In a few days, the first half of the fiscal year 2018/2019 will come to an end and Minister of Finance Colm Imbert will be able to report to the country that the performance of the energy sector has been mixed.

 

On the upstream side, there has been an increase in natural gas production as Royal Dutch Shell has added a net of 200 million standard cubic feet of gas while bpTT has further stabilised its natural gas production by bringing onstream its Angelin field. Natural gas production is crucial to the performance of the energy sector and the T&T economy.

 

In its January economic bulletin, the Central Bank pointed to the improved output in natural gas as being the driving force in growth in the energy sector and by extension the economy. The bulletin read: “The domestic economy should receive a boost in 2019 from the anticipated startup of the Angelin gas platform during the first quarter and other energy projects in the pipeline.

 

This will complement the boost to the energy sector from the Juniper field.” Natural gas production is important because it allows the government to earn revenue from taxation at the wellhead due to increased volumes.

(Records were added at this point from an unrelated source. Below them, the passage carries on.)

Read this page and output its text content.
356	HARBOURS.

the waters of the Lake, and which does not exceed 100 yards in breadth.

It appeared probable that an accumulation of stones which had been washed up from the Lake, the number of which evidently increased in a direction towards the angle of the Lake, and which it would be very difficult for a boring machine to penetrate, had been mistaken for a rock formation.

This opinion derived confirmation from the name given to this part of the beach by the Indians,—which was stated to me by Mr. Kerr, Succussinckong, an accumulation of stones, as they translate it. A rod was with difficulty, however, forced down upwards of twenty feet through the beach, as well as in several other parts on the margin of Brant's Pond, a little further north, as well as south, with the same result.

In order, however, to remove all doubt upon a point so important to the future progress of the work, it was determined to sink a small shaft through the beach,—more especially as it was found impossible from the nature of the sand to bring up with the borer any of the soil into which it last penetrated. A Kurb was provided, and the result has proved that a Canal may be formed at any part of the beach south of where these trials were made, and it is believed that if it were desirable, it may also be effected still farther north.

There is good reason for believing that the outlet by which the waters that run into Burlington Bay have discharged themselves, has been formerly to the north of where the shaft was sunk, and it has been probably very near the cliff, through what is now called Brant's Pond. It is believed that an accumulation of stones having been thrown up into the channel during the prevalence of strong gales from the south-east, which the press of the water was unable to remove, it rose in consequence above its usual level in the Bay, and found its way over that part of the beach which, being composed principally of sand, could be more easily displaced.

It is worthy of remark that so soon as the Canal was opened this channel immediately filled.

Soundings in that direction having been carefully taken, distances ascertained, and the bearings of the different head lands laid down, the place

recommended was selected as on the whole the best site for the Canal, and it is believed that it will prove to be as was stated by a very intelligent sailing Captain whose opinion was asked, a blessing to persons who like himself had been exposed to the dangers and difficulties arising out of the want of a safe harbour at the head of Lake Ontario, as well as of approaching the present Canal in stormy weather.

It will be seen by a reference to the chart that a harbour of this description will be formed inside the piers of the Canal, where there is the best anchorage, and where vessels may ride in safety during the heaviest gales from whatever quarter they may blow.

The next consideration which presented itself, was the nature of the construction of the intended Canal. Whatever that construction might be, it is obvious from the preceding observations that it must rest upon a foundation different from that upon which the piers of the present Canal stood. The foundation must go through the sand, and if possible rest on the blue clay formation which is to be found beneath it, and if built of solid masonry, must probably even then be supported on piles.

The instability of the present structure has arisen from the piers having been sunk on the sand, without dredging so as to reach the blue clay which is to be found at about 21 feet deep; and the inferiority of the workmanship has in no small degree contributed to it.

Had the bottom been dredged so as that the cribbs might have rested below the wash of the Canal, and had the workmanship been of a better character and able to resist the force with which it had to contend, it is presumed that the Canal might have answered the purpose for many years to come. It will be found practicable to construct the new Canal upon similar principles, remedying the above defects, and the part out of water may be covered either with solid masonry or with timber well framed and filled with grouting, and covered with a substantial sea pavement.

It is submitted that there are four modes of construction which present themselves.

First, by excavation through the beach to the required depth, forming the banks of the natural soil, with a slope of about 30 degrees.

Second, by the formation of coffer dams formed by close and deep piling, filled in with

It also results in more gas for the downstream petrochemical sector and for Atlantic LNG, all allowing the Exchequer to improve his take. In 2018 natural gas production averaged 3.6 billion cubic feet per day and that is expected to increase to 3.9 bcf/d.

 

Recently the National Gas Company (NGC) noted that bpTT’s TROC and Juniper projects are already contributing to improved supply, The bulletin continued: “Angelin came on stream recently and Ginger, Jasmine and Coconut Deep are expected 2019-2020. First gas from Matapal, Savannah and Macadamia are expected in 2022. Shell’s Colibri and Barracuda developments are being progressed.

 

Supply from De Novo’s 1(a) field also commenced in November 2018, and the Zandolie field development is under evaluation.”

 

While the forecast for natural gas production looks promising, downstream the petrochemical sector is grappling with higher prices, lower margins and more competition in their external markets. It is a challenge that will continue to beset the sector and the Minister of finance for the foreseeable future.

 

During the first half of the fiscal year, the Minister of Finance would have seen an energy sector in upheaval with the closure of the former Petrotrin and the sending home of thousands of workers. New companies have been formed, with Heritage Petroleum taking over the exploration and production assets from Petrotrin.

 

With a pause in workovers, the production at the new state enterprise decline and there are promised of improvement in the second half of the financial prices. The Minister of Finance should be able to report on the coming onstream of additional downstream capacity with the startup of the methanol plant in La Brea.

 

Lower production has also come with lower crude prices with West Texas Intermediate and Brent crude falling from their close to US$70 a barrel to the midfifties in the case of WTI and just over US$60 a barrel for Brent.

 

In December, the Organisation of Petroleum Exporting Countries (OPEC) announced its plan to cut overall production by 1.2 million bopd, starting in January 2019 for an initial period of six months.

 

This announcement, which would usually boost prices, had little or no impact, as some analysts believe the reductions may not be
enough to offset the high levels of production in the US and other countries outside of OPEC.